As part of the settlement that was announced on Tuesday, June 11, Modh and PPM will repay the U.S. $1.2 million, consisting of $600,000 in restitution doubled under the False Claims Act (FCA).
The settlement resolved allegations that Modh and his business falsely indicated to both Medicare and Missouri Medicaid that ultrasound guidance was used on certain pain management injections, submitted false claims for payment for facet joint injections that did not meet billing substantiation requirements and improperly coded claims for payment to receive excess reimbursement, the U.S. Attorney’s Office reported.
The allegations were brought under the whistleblower provisions of the FCA by Donna Chronister, a former employee of PPM. Chronister will receive $177,707 of the proceeds from the settlement, according to the U.S. Attorney’s Office.
“We thank the whistleblower for her courage to bring her concerns forward,” U.S. Attorney Sayler A. Fleming for the Eastern District of Missouri said in the settlement’s announcement.

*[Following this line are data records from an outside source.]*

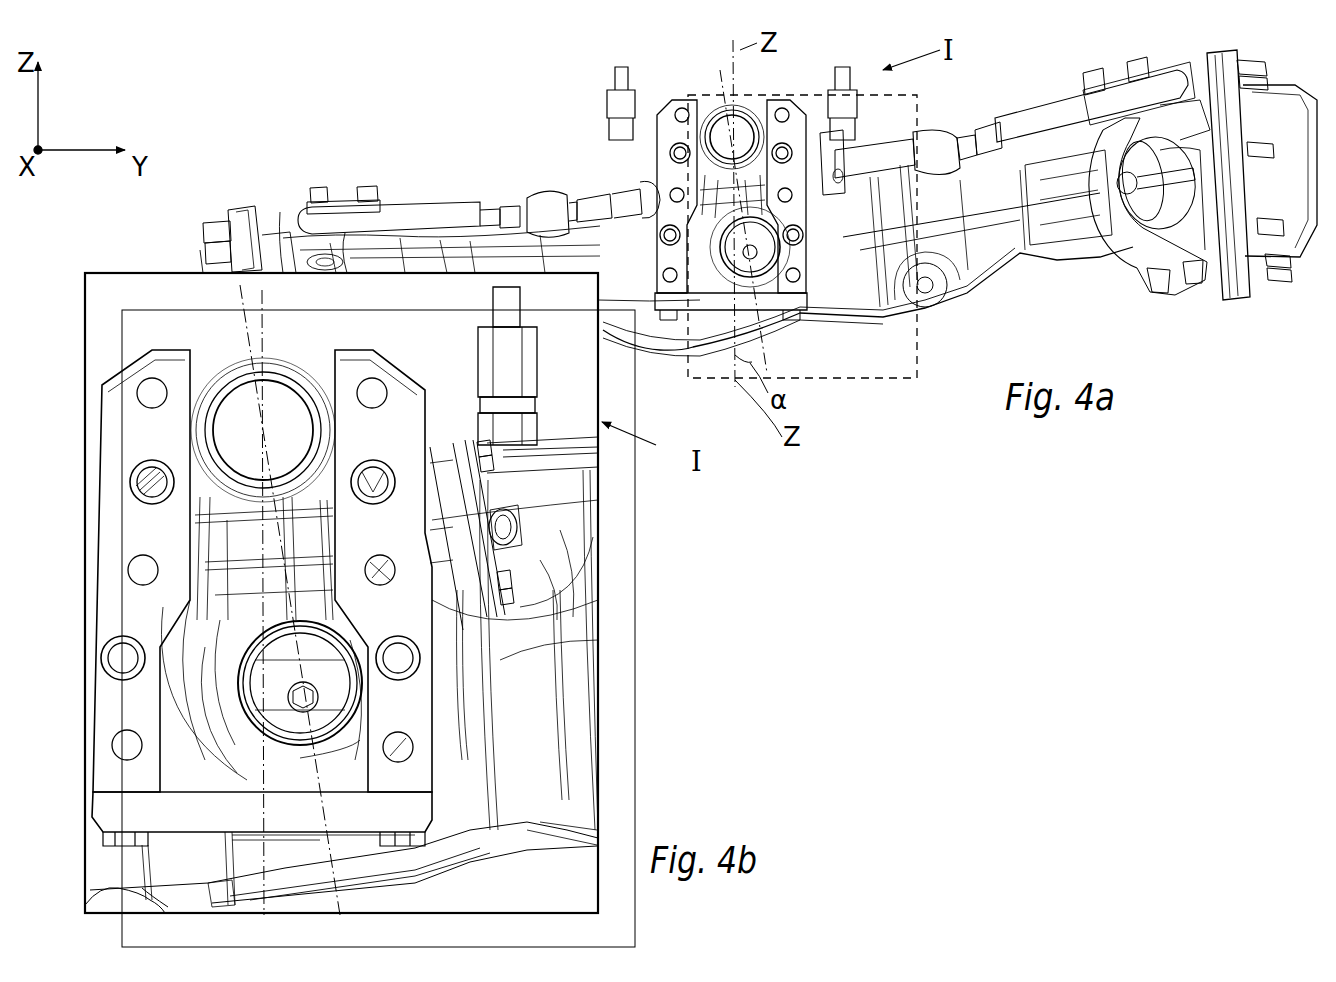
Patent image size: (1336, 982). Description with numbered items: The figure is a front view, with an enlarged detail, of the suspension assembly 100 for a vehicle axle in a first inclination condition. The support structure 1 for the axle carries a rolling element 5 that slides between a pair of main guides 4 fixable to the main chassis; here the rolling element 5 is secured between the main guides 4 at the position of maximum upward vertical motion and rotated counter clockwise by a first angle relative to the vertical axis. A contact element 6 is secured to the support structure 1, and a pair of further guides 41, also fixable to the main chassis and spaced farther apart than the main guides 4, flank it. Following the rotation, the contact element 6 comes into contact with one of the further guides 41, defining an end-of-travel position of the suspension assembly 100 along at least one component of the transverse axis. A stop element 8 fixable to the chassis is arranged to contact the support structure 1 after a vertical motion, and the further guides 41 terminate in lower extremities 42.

In FIG. 4A, the support structure 1 is at (1005, 257).
In FIG. 4B, the support structure 1 is at (523, 837).
In FIG. 4A, the main guides 4 is at (770, 214).
In FIG. 4B, the main guides 4 is at (459, 580).
In FIG. 4A, the rolling element 5 is at (740, 115).
In FIG. 4B, the rolling element 5 is at (283, 380).
In FIG. 4A, the contact element 6 is at (727, 265).
In FIG. 4B, the contact element 6 is at (365, 695).
In FIG. 4B, the stop element 8 is at (530, 450).
In FIG. 4A, the further guides 41 is at (797, 283).
In FIG. 4B, the further guides 41 is at (415, 598).
In FIG. 4B, the lower extremities 42 is at (385, 772).
In FIG. 4A, the suspension assembly 100 is at (1100, 267).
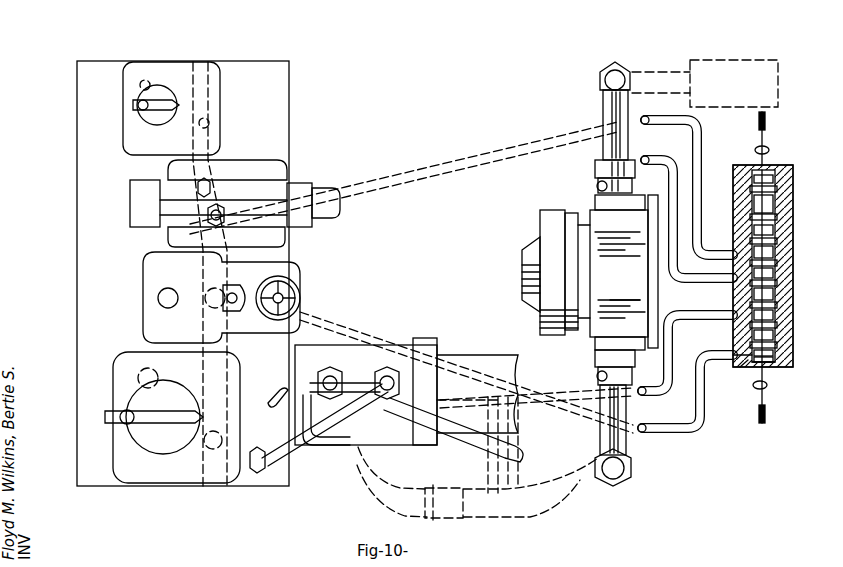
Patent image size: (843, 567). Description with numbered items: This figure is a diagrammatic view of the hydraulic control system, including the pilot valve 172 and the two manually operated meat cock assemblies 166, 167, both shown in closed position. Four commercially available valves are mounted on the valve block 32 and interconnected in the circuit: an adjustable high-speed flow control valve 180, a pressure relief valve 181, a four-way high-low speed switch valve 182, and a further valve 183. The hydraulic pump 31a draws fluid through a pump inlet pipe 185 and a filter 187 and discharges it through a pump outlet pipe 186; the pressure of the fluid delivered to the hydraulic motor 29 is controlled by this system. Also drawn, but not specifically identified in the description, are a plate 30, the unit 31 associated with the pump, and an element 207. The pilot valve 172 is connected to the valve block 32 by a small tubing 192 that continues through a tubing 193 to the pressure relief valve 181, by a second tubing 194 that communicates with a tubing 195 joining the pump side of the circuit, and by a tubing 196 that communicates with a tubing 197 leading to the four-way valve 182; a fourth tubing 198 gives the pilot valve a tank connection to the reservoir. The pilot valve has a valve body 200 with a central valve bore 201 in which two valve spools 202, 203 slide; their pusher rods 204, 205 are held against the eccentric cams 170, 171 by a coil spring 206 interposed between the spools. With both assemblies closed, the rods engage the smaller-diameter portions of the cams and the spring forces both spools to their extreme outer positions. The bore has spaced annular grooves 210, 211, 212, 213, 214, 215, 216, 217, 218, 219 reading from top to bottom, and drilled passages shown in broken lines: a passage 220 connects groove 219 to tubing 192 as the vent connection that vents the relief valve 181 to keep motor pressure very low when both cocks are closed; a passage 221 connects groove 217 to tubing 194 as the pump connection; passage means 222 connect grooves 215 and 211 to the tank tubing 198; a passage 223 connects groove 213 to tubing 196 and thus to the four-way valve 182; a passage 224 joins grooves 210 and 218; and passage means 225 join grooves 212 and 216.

Chronister was a receptionist at PPM from May 2013 to September 2018. She left the business because she was “uncomfortable with the fraudulent and unethical billing practices” done by Modh, office manager Jeannine Yeast and PPM, according to court documents.
Yeast also worked for USL, a laboratory in California, and she would send urine samples to the laboratory to double bill federal healthcare programs for testing already performed by PPM, court documents said.

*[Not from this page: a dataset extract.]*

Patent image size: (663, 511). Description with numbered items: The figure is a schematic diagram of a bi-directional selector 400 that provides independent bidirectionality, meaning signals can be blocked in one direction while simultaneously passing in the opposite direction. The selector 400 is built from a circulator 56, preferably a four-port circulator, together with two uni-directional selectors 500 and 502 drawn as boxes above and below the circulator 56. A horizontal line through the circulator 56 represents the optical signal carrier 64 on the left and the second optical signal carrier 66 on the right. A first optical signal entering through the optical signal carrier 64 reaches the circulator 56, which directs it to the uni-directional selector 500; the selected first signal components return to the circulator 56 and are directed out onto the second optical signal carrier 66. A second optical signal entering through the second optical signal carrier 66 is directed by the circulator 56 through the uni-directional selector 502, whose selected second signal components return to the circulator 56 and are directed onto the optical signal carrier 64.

Ultrasound machines at PPM did not have power cords and didn’t function between May 2013 to September 2018. However, in 2015, PPM submitted 329 bills to Medicare and Medicaid to be reimbursed for ultrasound-guided injections that were performed without the use of the machines, court records show.
Patients also received opioid injections for pain more than once every three to four months, as recommended, between May 2013 to September 2018, according to court documents.
PPM also fraudulently billed for pain management exam services performed by a nurse practitioner instead of Modh. PPM should only have submitted bills to Medicare at 85 percent of the value of the service because it was administered by a nurse practitioner, but instead, the company submitted bills for 100 percent of the service fee, court records show.
The nurse practitioner worked at PPM from January 2018 to June 2019 and resigned when finding out about the billing practice. The nurse practitioner called Chronister on July 7, 2019, and told her of the fraudulent billing practice, according to court documents.
"Health care fraud is a serious problem that costs taxpayers millions in wasted dollars while often depriving vulnerable beneficiaries of the care and support they need," said Linda T. Hanley, special agent in charge from the U.S. Department of Health and Human Services Office of Inspector General (HHS-OIG). "We will continue to aggressively investigate these cases in an effort to eliminate the corruption in our health care system."
This civil settlement was a result of the combined work of the U.S. Attorney’s Office for the Eastern District of Missouri, HHS-OIG’s Office of Investigations and Office of Audit, the Missouri Attorney General’s Medicaid Fraud Control Unit and the FBI.